Oracle uses multiprocessors; SQL uses multithreading.
Oracle uses multiprocessing to support more than one process simultaneously and this enables a number of programs run concurrently. Different users with different permissions may run different processes simultaneously. This is possible because the application is organized across multiple OS level processes. The processes are insulated from each other by the OS an error in one process will not impact the other process that are running concurrently.
SQL uses multi-threading and creates processes that have multiple threads running simultaneously. Each thread is a stream of instructions in the process with instruction pointers, stack of register and stack memory specific to the thread. The address space is also process specific or common to all threads within a process. This makes the data heap easily accessible. The multithreading process is more light weight than Multi processing. There are fewer contexts per thread than per process. Space sharing by the threads also makes for less work. Therefore costs are also lower.
However on the flip side, multithreading is more complex. The coder has to take care that the code is reentrant and thread safe. Often multi-version consistency is absent and “writers block readers and readers block writers” to make sure data integrity is maintained. This results in delays and waits in a heavy OLTP environment. SQL also will escalate row locks to page level locks if too many rows are locked on a page and this may even involve rows that are not being updated. So, long uncommitted transactions in SQL Server can halt all activity on the database and space allocated to committed transactions is not released till the recycling of the transaction log is complete.
In Oracle, this does not happen. Oracle dynamically re-creates a read consistent image for a reader of any requested data whose changes have not yet been committed. Uncommitted transactions will only halt the transaction itself when it runs out of rollback space.
In other words, the trade off is between speed and efficiency versus code complexity.
A natural corollary is that SQL is highly rated for Cost and performance.Oracle is priced higher.

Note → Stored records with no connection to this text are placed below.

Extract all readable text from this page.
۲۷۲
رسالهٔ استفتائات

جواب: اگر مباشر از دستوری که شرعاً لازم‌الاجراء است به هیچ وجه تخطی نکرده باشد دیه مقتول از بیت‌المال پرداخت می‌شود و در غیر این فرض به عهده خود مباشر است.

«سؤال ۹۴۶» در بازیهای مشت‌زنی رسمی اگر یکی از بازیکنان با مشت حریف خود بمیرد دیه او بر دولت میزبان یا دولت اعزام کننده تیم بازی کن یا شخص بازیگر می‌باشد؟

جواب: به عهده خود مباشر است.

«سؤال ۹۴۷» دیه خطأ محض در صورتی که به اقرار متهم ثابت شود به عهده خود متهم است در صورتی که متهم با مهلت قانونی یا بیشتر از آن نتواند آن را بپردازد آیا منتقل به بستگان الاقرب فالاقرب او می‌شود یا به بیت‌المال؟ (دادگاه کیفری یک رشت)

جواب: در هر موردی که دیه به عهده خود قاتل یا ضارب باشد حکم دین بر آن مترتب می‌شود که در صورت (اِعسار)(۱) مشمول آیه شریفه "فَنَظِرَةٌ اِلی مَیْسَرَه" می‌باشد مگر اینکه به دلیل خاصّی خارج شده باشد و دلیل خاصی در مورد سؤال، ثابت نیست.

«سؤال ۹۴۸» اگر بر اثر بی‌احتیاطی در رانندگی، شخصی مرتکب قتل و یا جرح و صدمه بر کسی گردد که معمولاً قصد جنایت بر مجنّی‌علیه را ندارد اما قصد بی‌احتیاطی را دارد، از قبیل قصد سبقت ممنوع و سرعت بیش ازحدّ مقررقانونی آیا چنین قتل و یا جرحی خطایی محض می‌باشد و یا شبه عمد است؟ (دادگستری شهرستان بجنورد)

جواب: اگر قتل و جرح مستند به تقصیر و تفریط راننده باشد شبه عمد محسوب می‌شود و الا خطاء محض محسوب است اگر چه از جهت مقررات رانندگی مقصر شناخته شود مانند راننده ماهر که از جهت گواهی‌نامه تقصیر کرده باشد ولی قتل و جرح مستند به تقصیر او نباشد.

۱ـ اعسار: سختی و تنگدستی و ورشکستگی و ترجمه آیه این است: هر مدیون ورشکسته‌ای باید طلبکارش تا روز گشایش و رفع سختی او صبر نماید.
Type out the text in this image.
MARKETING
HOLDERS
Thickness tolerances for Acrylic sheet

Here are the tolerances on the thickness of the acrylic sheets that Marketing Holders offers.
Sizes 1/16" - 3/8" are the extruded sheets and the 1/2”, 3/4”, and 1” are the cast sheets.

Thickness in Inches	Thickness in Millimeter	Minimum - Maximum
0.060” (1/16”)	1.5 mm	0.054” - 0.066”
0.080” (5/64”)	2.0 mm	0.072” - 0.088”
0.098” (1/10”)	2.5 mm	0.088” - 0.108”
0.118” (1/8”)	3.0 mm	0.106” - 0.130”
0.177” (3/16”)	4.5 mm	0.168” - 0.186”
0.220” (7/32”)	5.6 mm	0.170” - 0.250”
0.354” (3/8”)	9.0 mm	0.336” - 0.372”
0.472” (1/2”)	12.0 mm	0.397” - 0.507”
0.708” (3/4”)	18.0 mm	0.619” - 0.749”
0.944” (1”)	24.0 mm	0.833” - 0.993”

Differences in Performance and Tuning
SQL server does not offer much control over sorting or memory allocation and Cache allocation unlike Oracle. The sort area size and cache area size can be set by the DBA in Oracle whereas the sort area size and cache area size is predefined in SQL Server.
The DBA also does not have any facility to prevent fragmentation in SQL Server. All pages are set to 8K and all extents are set to 8 pages. Larger extents for contiguous space cannot be specified for large objects. In Oracle this is fully configurable.

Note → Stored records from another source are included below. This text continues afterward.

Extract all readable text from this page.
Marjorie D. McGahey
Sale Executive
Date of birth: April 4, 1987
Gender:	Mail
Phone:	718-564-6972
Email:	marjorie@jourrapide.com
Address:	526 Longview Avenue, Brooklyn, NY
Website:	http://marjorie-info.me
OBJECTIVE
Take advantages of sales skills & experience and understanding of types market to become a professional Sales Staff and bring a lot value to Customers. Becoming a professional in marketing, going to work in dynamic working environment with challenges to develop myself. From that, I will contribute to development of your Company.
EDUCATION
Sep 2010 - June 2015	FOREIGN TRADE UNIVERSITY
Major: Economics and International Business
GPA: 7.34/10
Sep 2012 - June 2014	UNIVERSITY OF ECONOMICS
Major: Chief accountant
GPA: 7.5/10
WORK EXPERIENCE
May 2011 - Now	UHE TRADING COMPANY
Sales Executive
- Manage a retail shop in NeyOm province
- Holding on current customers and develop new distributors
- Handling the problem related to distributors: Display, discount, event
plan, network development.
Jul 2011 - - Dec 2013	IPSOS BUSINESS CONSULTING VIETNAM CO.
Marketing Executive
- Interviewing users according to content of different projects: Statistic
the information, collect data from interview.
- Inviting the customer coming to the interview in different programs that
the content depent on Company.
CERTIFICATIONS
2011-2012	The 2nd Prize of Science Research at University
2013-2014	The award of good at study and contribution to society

Range partitioning of large tables and indexes are not possible in SQL Server. In Oracle a large table can be seamlessly partitioned at the database level in range partitions. The performance and maintenance benefits derived from this are tremendous.

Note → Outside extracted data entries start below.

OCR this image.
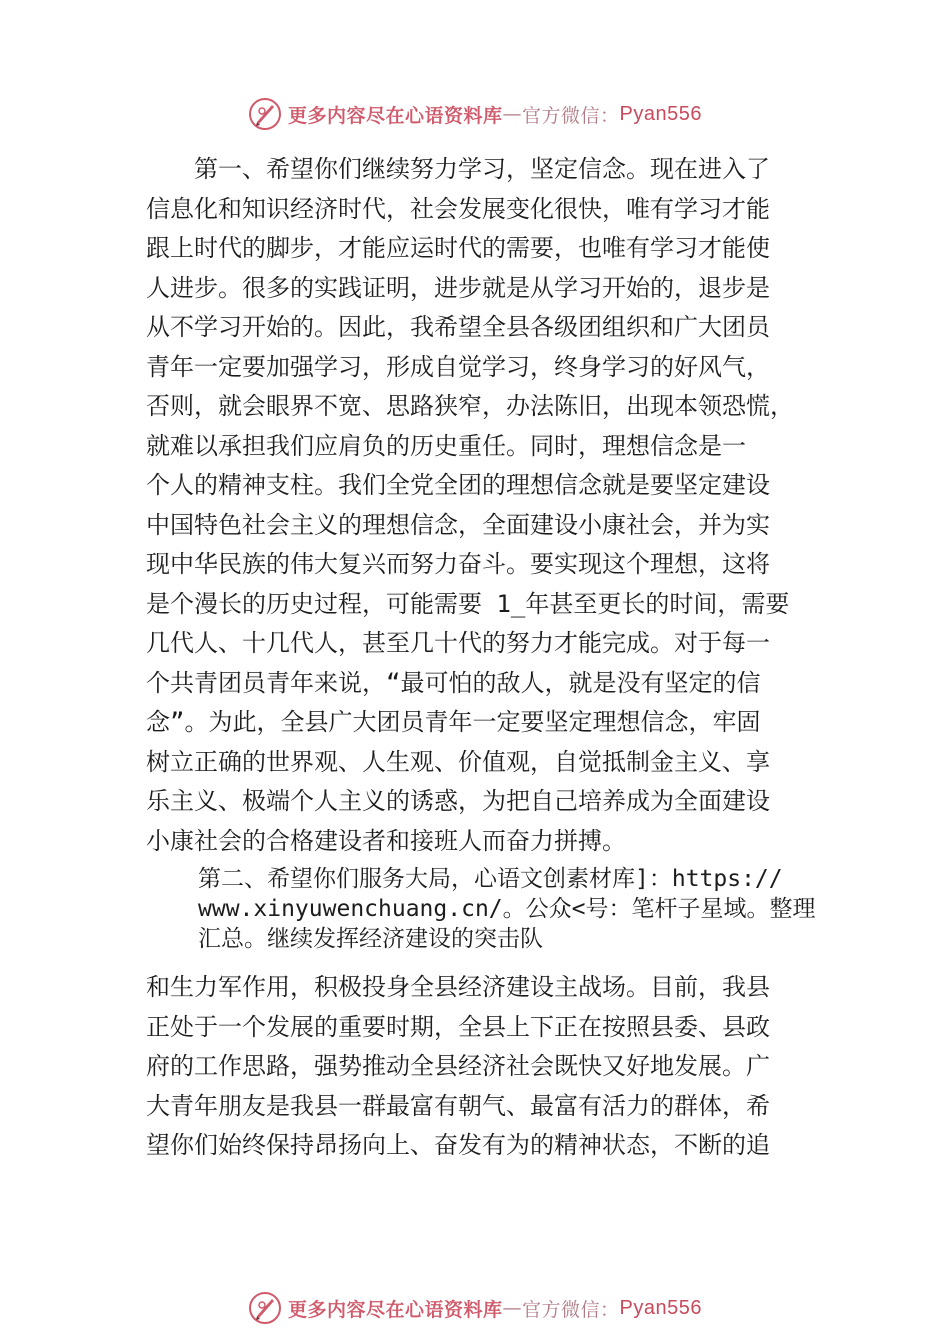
更多内容尽在心语资料库 — 官方微信： Pyan556
　　第一、希望你们继续努力学习，坚定信念。现在进入了
信息化和知识经济时代，社会发展变化很快，唯有学习才能
跟上时代的脚步，才能应运时代的需要，也唯有学习才能使
人进步。很多的实践证明，进步就是从学习开始的，退步是
从不学习开始的。因此，我希望全县各级团组织和广大团员
青年一定要加强学习，形成自觉学习，终身学习的好风气，
否则，就会眼界不宽、思路狭窄，办法陈旧，出现本领恐慌，
就难以承担我们应肩负的历史重任。同时，理想信念是一
个人的精神支柱。我们全党全团的理想信念就是要坚定建设
中国特色社会主义的理想信念，全面建设小康社会，并为实
现中华民族的伟大复兴而努力奋斗。要实现这个理想，这将
是个漫长的历史过程，可能需要 1_年甚至更长的时间，需要
几代人、十几代人，甚至几十代的努力才能完成。对于每一
个共青团员青年来说，“最可怕的敌人，就是没有坚定的信
念”。为此，全县广大团员青年一定要坚定理想信念，牢固
树立正确的世界观、人生观、价值观，自觉抵制金主义、享
乐主义、极端个人主义的诱惑，为把自己培养成为全面建设
小康社会的合格建设者和接班人而奋力拼搏。
第二、希望你们服务大局，心语文创素材库]：https://
www.xinyuwenchuang.cn/。公众<号：笔杆子星域。整理
汇总。继续发挥经济建设的突击队
和生力军作用，积极投身全县经济建设主战场。目前，我县
正处于一个发展的重要时期，全县上下正在按照县委、县政
府的工作思路，强势推动全县经济社会既快又好地发展。广
大青年朋友是我县一群最富有朝气、最富有活力的群体，希
望你们始终保持昂扬向上、奋发有为的精神状态，不断的追
更多内容尽在心语资料库 — 官方微信： Pyan556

Log miner facility is unknown in SQL Server. Oracle 8i and 9i have a Log Miner inbuilt. This facility enables inspection of archived redo logs. However, in SQL server this facility can be integrated with third party tools.
SQL Server requires fully qualifying the name of an object to achieve 7-10% performance gains. Oracle too has some gains if the names are fully qualified, but the gain would be as small as 0.01% as Oracle uses its internal dictionary to resolve names.
Missing object types in SQL Server
SQL Server has
a. No public or private synonyms; no independent sequences
b. No collection of procedures and functions.
c. There is no such thing as independent sequence objects.
d. There are no packages; i.e., collections of procedures and functions.
e. No “before” event triggers (only “after” event triggers) and no row triggers (only statement)
To summarize:
Oracle is multiplatform and SQL is single platform application
Oracle uses SQL Plus and SQL uses SQL
Oracle is a multiprocessor application and SQL is a multithreading application
Performances tuning in Oracle and SQL server are different
There are several object types that are missing in SQL Server.